Termino con queste righe le riflessioni sull’omelia che Benedetto XVI ha pronunciato Giovedì Santo (20 marzo 2008) in occasione della messa crismale.
“Nessuno è così vicino al suo signore come il servo che ha accesso alla dimensione più privata della sua vita. In questo senso ‘servire’ significa vicinanza, richiede familiarità”.
Non penso che questa “vicinanza e familiarità” con il sacro si possa pienamente esprimere se non è parte essenziale, fondamentale della mia vita, se non poggia sulla scelta fondamentale di servire Dio e di metterlo al primo posto nella mia vita. “Per me vivere è Cristo”, dice san Paolo; “Non sono più io che vivo, ma è Cristo che vive in me”.
Il mio celebrare non è un “fare”, il mio servire non è un “fare”, ma un “essere”: nella liturgia si celebra la Vita!
“Servire significa soprattutto obbedienza. Il servo sta sotto la parola: ‘Non sia fatta la mia, ma la tua volontà’ (Lc 22,42)”.
“La tentazione dell’umanità è sempre quella di voler essere totalmente autonoma, di seguire soltanto la propria volontà e di ritenere che solo così noi saremmo liberi. La verità è che noi dobbiamo condividere la nostra libertà con gli altri e possiamo essere liberi soltanto in comunione con loro. Questa libertà condivisa può essere libertà vera solo se con essa entriamo nella volontà di Dio”.

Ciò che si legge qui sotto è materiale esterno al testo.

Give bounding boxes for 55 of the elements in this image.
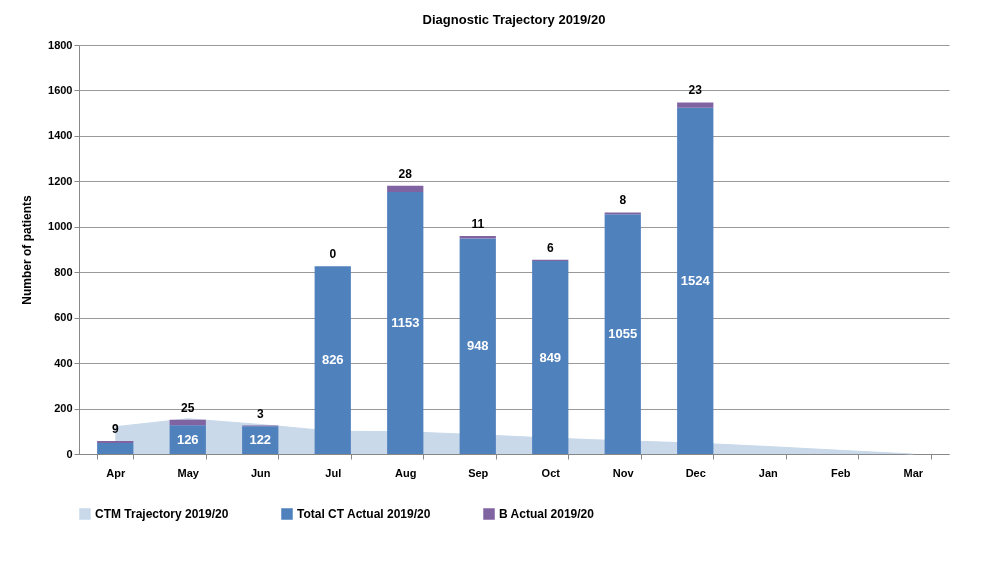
x-tick-label: Oct	[541, 466, 561, 479]
data-label: 0	[329, 247, 337, 262]
y-tick-label: 1200	[48, 174, 73, 187]
bar	[387, 185, 424, 193]
x-tick-label: Sep	[468, 466, 489, 479]
bar	[314, 266, 351, 454]
y-tick-label: 1000	[48, 220, 73, 233]
x-tick-label: Jun	[250, 466, 271, 479]
data-label: 11	[471, 217, 485, 232]
data-label: 6	[546, 240, 554, 255]
data-label: 23	[688, 83, 703, 98]
y-tick-label: 200	[54, 402, 73, 415]
data-label: 126	[176, 431, 199, 447]
data-label: 122	[249, 432, 272, 448]
data-label: 826	[321, 352, 344, 368]
x-tick-label: Aug	[395, 466, 417, 479]
y-axis-title: Number of patients	[20, 195, 35, 305]
bar	[604, 214, 641, 454]
x-tick-label: May	[177, 466, 200, 479]
bar	[97, 443, 134, 454]
legend-label: CTM Trajectory 2019/20	[95, 507, 229, 521]
bar	[387, 192, 424, 454]
x-tick-label: Dec	[685, 466, 706, 479]
data-label: 9	[111, 422, 119, 437]
x-tick-label: Feb	[830, 466, 851, 479]
x-tick-label: Jan	[758, 466, 778, 479]
y-tick-label: 400	[54, 356, 73, 369]
data-label: 8	[619, 193, 627, 208]
data-label: 1055	[608, 326, 638, 342]
bar	[677, 107, 714, 454]
chart-title: Diagnostic Trajectory 2019/20	[422, 12, 606, 27]
data-label: 25	[181, 400, 195, 415]
bar	[459, 236, 496, 239]
x-tick-label: Mar	[903, 466, 924, 479]
bar	[97, 441, 134, 444]
y-tick-label: 1800	[48, 38, 73, 51]
data-label: 1153	[391, 315, 420, 331]
legend-label: Total CT Actual 2019/20	[297, 507, 431, 521]
bar	[459, 238, 496, 454]
bar	[677, 102, 714, 108]
data-label: 948	[466, 338, 489, 354]
x-tick-label: Nov	[612, 466, 635, 479]
y-tick-label: 800	[54, 265, 73, 278]
y-tick-label: 1600	[48, 83, 73, 96]
y-tick-label: 0	[66, 447, 73, 460]
legend-label: B Actual 2019/20	[499, 507, 595, 521]
data-label: 849	[539, 349, 562, 365]
y-tick-label: 1400	[48, 129, 73, 142]
bar	[532, 261, 569, 454]
y-tick-label: 600	[54, 311, 73, 324]
x-tick-label: Apr	[106, 466, 126, 479]
data-label: 1524	[680, 272, 711, 288]
data-label: 3	[256, 406, 264, 421]
x-tick-label: Jul	[325, 466, 342, 479]
data-label: 28	[398, 166, 413, 181]
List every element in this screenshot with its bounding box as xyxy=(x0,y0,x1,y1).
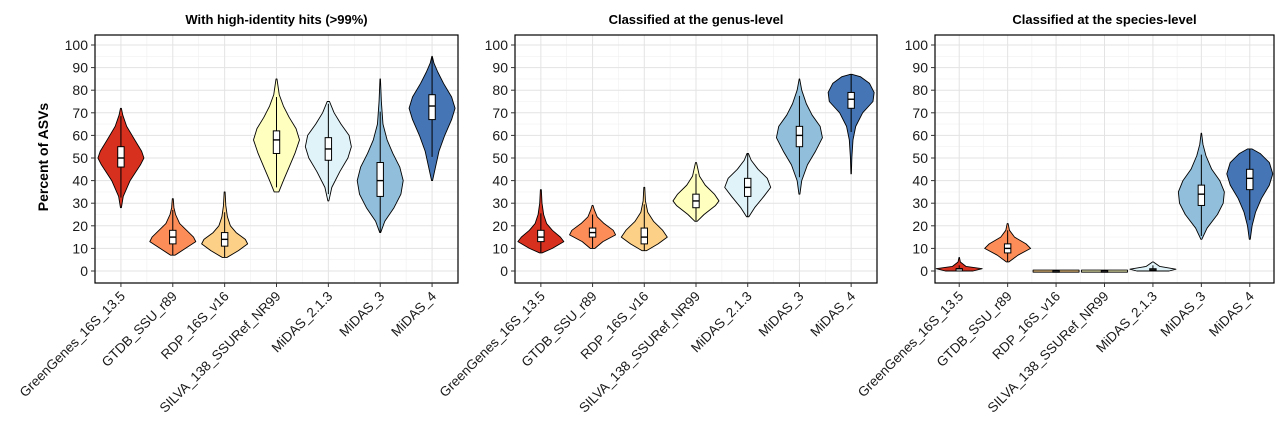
y-tick-label: 0 xyxy=(80,263,88,279)
panel-1: With high-identity hits (>99%) 0 10 20 30 40 5… xyxy=(17,12,459,416)
box-iqr xyxy=(1246,168,1254,191)
panel-title: With high-identity hits (>99%) xyxy=(185,12,367,27)
y-tick-label: 90 xyxy=(912,60,928,76)
y-tick-label: 20 xyxy=(492,218,508,234)
y-tick-label: 10 xyxy=(72,240,88,256)
y-tick-label: 0 xyxy=(500,263,508,279)
y-tick-label: 100 xyxy=(485,37,509,53)
y-tick-label: 70 xyxy=(492,105,508,121)
box-iqr xyxy=(537,229,545,243)
x-tick-label: MiDAS_4 xyxy=(388,288,439,339)
y-tick-label: 10 xyxy=(492,240,508,256)
y-tick-label: 30 xyxy=(72,195,88,211)
y-tick-label: 0 xyxy=(920,263,928,279)
y-tick-label: 40 xyxy=(492,173,508,189)
y-tick-label: 80 xyxy=(492,82,508,98)
x-tick-label: MiDAS_3 xyxy=(756,289,807,340)
box-iqr xyxy=(847,91,855,109)
box-iqr xyxy=(1197,184,1206,206)
x-tick-label: GreenGenes_16S_13.5 xyxy=(437,289,548,400)
panel-3: Classified at the species-level 0 10 20 30 40… xyxy=(855,12,1275,416)
y-tick-label: 40 xyxy=(912,173,928,189)
y-tick-label: 50 xyxy=(492,150,508,166)
y-tick-label: 30 xyxy=(912,195,928,211)
y-tick-label: 60 xyxy=(912,127,928,143)
panel-title: Classified at the genus-level xyxy=(609,12,784,27)
y-tick-label: 100 xyxy=(905,37,929,53)
violin-GreenGenes_16S_13.5 xyxy=(935,256,983,272)
y-tick-label: 50 xyxy=(72,150,88,166)
y-tick-label: 40 xyxy=(72,173,88,189)
x-tick-label: MiDAS_3 xyxy=(336,289,387,340)
panel-2: Classified at the genus-level 0 10 20 30 40 50… xyxy=(437,12,878,416)
y-tick-label: 10 xyxy=(912,240,928,256)
y-tick-label: 90 xyxy=(72,60,88,76)
box-iqr xyxy=(376,162,384,197)
box-iqr xyxy=(272,130,281,154)
panel-title: Classified at the species-level xyxy=(1012,12,1196,27)
x-tick-label: MiDAS_3 xyxy=(1158,289,1209,340)
box-iqr xyxy=(640,227,648,245)
y-tick-label: 30 xyxy=(492,195,508,211)
box-iqr xyxy=(795,125,804,148)
y-tick-label: 80 xyxy=(912,82,928,98)
y-tick-label: 20 xyxy=(72,218,88,234)
y-tick-label: 90 xyxy=(492,60,508,76)
y-tick-label: 70 xyxy=(912,105,928,121)
y-tick-label: 80 xyxy=(72,82,88,98)
box-iqr xyxy=(428,94,436,121)
y-tick-label: 20 xyxy=(912,218,928,234)
x-tick-label: MiDAS_4 xyxy=(807,288,858,339)
x-tick-label: GreenGenes_16S_13.5 xyxy=(17,289,128,400)
y-tick-label: 60 xyxy=(492,127,508,143)
y-axis-label: Percent of ASVs xyxy=(35,103,51,212)
y-tick-label: 50 xyxy=(912,150,928,166)
y-tick-label: 60 xyxy=(72,127,88,143)
y-tick-label: 70 xyxy=(72,105,88,121)
box-iqr xyxy=(117,146,125,168)
y-tick-label: 100 xyxy=(65,37,89,53)
x-tick-label: MiDAS_4 xyxy=(1206,288,1257,339)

Questo vale per tutti, donne e uomini; vale per i ministri ordinati, vale per noi diaconi. Se “annunciamo la Parola di Cristo in modo giusto solo nella comunione del suo Corpo”, l’unità precede ogni nostra attività, ogni nostro dovere. Sappiamo quanto sia vero il detto: “Meglio il meno perfetto in unità con i fratelli, che il più perfetto in disunità con essi”!

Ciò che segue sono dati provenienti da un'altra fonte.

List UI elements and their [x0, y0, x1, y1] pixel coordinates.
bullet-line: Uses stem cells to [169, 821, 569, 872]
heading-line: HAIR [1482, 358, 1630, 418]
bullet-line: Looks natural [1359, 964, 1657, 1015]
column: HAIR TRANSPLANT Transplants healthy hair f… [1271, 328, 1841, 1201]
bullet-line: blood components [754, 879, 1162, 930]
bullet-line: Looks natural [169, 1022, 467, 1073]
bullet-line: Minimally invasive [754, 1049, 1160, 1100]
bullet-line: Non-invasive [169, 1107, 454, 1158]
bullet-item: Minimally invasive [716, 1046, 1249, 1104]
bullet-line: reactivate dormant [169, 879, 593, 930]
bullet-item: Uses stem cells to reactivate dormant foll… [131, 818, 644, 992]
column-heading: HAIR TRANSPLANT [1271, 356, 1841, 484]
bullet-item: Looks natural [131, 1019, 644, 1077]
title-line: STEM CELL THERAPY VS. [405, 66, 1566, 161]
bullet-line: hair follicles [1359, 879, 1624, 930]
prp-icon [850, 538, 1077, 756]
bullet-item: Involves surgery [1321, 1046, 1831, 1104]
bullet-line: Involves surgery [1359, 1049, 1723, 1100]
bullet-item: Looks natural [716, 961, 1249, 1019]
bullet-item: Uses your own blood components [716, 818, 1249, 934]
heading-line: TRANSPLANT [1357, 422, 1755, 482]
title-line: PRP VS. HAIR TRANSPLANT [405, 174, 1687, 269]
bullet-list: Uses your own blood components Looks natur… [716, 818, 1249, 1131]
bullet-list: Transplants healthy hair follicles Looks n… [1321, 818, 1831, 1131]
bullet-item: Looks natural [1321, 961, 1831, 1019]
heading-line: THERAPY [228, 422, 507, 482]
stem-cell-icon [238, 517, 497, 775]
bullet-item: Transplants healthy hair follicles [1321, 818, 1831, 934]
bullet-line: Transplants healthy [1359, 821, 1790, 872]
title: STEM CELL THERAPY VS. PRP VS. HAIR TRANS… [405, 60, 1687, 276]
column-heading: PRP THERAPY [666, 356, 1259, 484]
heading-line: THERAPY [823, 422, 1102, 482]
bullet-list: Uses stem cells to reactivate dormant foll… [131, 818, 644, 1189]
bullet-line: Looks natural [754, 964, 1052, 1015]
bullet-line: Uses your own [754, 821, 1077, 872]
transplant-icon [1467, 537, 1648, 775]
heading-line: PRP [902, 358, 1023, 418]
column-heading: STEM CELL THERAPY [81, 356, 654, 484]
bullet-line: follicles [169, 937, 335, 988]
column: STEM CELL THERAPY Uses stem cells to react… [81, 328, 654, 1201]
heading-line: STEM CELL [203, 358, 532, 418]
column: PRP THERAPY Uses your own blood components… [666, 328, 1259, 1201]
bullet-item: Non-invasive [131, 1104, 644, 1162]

Penso al mio essere diacono: non ho senso da me stesso, autonomamente, ma prendo “consistenza” perché sono “parte” di un “Corpo che serve”. Io ci sono, perché ci sono i presbiteri; ed ambedue siamo, perché c’è il vescovo: espressione distinta e diversificata dell’ “uno” che il vescovo esprime.
La bellezza del diacono è che “non ha poteri”: può solo servire; la sua grandezza sta nell’essere la Volontà dell’Altro, che è la sua, sull’esempio di Gesù che ha detto: “Il mio cibo è fare la volontà di Colui che mi ha mandato e compiere la sua opera” (Gv 4,34).
“Gesù è disceso dal Cielo per fare la volontà di Colui che lo ha mandato e compiere la sua opera. Non ha pensieri e progetti suoi ma quelli del Padre suo, le parole che dice e le opere che compie sono quelle del Padre; non fa la propria volontà ma quella di Colui che lo ha mandato. Questa è la vita di Gesù. Attuare ciò sazia la sua fame. Così facendo si nutre” (Chiara Lubich).
Io aggiungerei che diaconi, presbiteri e vescovi ci sono perché ci sono i fedeli. Tutta la gerarchia è al servizio del popolo di Dio.
RispondiEliminaE tutti, gerarchia e popolo sono al servizio del Signore.
Pace e benedizione
Julo d.
Pienamente d’accordo, Julo! La mia era una semplice applicazione al mio personale essere diacono, data la frequente costatazione della “insoddisfazione” di molti “colleghi” e delle loro lamentele nei riguardi dei preti che non li capiscono e non danno loro spazio… Da qui la loro sovente azione “autonoma”, che giustifichi il proprio “fare il diacono”… È essenziale essere convinti (non solo con la testa) che siamo (vescovo, preti, diaconi) “un corpo che serve” il “corpo della Chiesa”. Da qui la “dinamica” di relazione all’interno di questo “corpo che serve” perché esprima appieno la sua missione.